Friday, 11 December 2009
This is not a music blog. I haven't got the qualifications for that. But we went to another Thea Gilmore gig on Sunday (if there's repetition in the bands I see, it's because not many of them come to Maidstone). The last local place Thea played closed down, no connection, and this one was in the strangely ambienced and faintly effete upstairs room of the local Pizza Express.

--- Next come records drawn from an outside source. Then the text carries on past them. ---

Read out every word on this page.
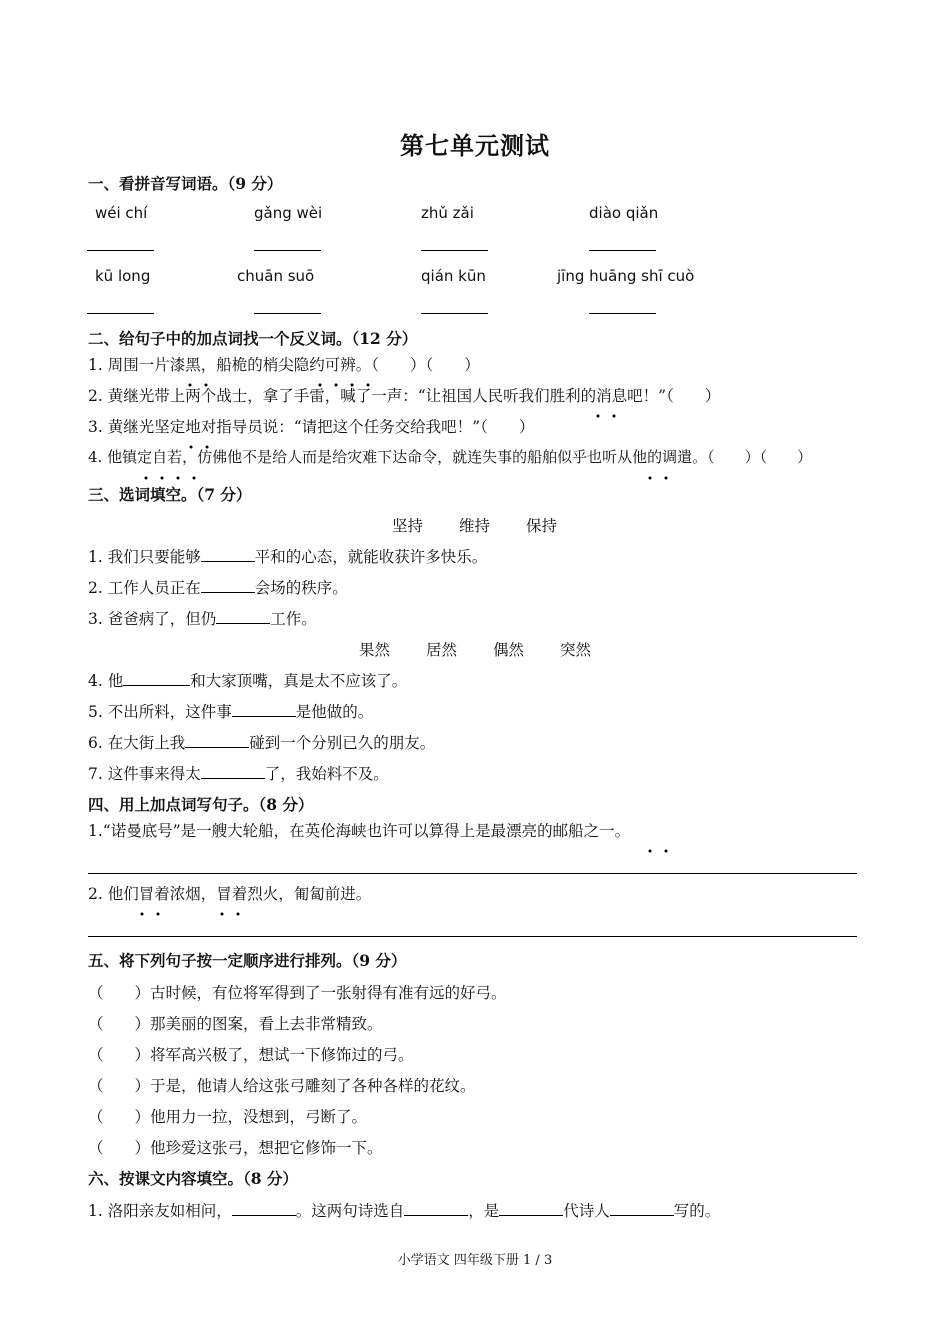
第七单元测试
一、看拼音写词语。（9 分）
wéi chí	gǎng wèi	zhǔ zǎi	diào qiǎn
kū long	chuān suō	qián kūn	jīng huāng shī cuò
二、给句子中的加点词找一个反义词。（12 分）
1. 周围一片漆黑，船桅的梢尖隐约可辨。（　　）（　　）
2. 黄继光带上两个战士，拿了手雷，喊了一声：“让祖国人民听我们胜利的消息吧！”（　　）
3. 黄继光坚定地对指导员说：“请把这个任务交给我吧！”（　　）
4. 他镇定自若，仿佛他不是给人而是给灾难下达命令，就连失事的船舶似乎也听从他的调遣。（　　）（　　）
三、选词填空。（7 分）
坚持 维持 保持
1. 我们只要能够	平和的心态，就能收获许多快乐。
2. 工作人员正在	会场的秩序。
3. 爸爸病了，但仍	工作。
果然 居然 偶然 突然
4. 他	和大家顶嘴，真是太不应该了。
5. 不出所料，这件事	是他做的。
6. 在大街上我	碰到一个分别已久的朋友。
7. 这件事来得太	了，我始料不及。
四、用上加点词写句子。（8 分）
1.“诺曼底号”是一艘大轮船，在英伦海峡也许可以算得上是最漂亮的邮船之一。
2. 他们冒着浓烟，冒着烈火，匍匐前进。
五、将下列句子按一定顺序进行排列。（9 分）
（　　）古时候，有位将军得到了一张射得有准有远的好弓。
（　　）那美丽的图案，看上去非常精致。
（　　）将军高兴极了，想试一下修饰过的弓。
（　　）于是，他请人给这张弓雕刻了各种各样的花纹。
（　　）他用力一拉，没想到，弓断了。
（　　）他珍爱这张弓，想把它修饰一下。
六、按课文内容填空。（8 分）
1. 洛阳亲友如相问，	。这两句诗选自	，是	代诗人	写的。
小学语文 四年级下册 1 / 3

It's not an ideal venue. Waiters and waitresses clatter about between the audience and the stage, and the acts look down on people shovelling capricciosas and tiramisu into their mouths an arm's length away. More to the point, a glass of white wine costs £4.40 or £5.75 depending on size, and a beer is about £6. That's maybe fine with a meal, but if you're there for an entire evening, it's prohibitive. Add that to the cost of a meal and the tickets, and you're into House of Commons expenses territory. No wonder the clientele were not very rock and roll.
Last time, K's boyfriend and I whipped out for a pint at the pub next door. We got funny looks, Straw Dogs style, and had to act particularly macho (not normally a problem for either of us). This time, forewarned, I'm afraid I arrived with a flask in my pocket and spiked my soft drinks. Tacky, I know, but needs must. It involved lowering my empty glass into my lap at intervals and bringing it back up full. I hope I didn't put anyone off their meal. (They probably won't let me in again. Pizza Express, I'm the tall cross-dresser with the handlebar moustache).
The Social Secretary had her own difficulties. She went into the windowless Ladies and immediately recoiled because it was untenably...there is no other way of putting it...smelly. In a very SS kind of way she was standing in the corridor flapping the door open and shut in a vain attempt at ventilation (this is the sort of thing that comes naturally to her) when Thea herself came along. Like a-pong-in-a-lift scenario, there is no socially smooth escape from such situations.
But it was worth it. My American Hot was good, and the supporting act was Rod Clements (Lindisfarne), a legend from my Tyneside days, who played guitar like a dream. Thea herself was superb, She has a new album out, 'Strange Communion' (if you look at the sleeve notes through a magnifying glass you can spot my name amongst the sponsors), so it wasn't like a repeat performance. It's not a Christmas album (she calls that the C-word), but an alternative, more pagan take on the season. I think her voice has deepened, and she just gets better and better. The opening song on the album, 'Sol Invictus' has a full choral accompaniment. Not having a choir in tow she sang it a capello, and it was hauntingly beautiful.
Thea's album is sort of relevant to the current Facebook/X Factor battle. I abhor X factor. There is something unsavoury about a promoter with a self-evident financial interest manipulating the public through hours of prime-time TV. Christmas number ones haven't meant much to me since I was a teenager, but the dumbing down involved in the annual inevitability of Simon Cowell's latest karaoke protégé seizing the spot is destructive, and I've joyfully signed up to the Facebook group which is trying to steal it from him with Rage Against the Machine's 'Killing in the Name'. The idea is for everyone to download the track next week. A mere 79p to wobble Cowell's stranglehold on the music industry seems good value. At the time of writing the group had 592,684 members, and it is growing nearly as fast as Cowell's current account. They might just do it.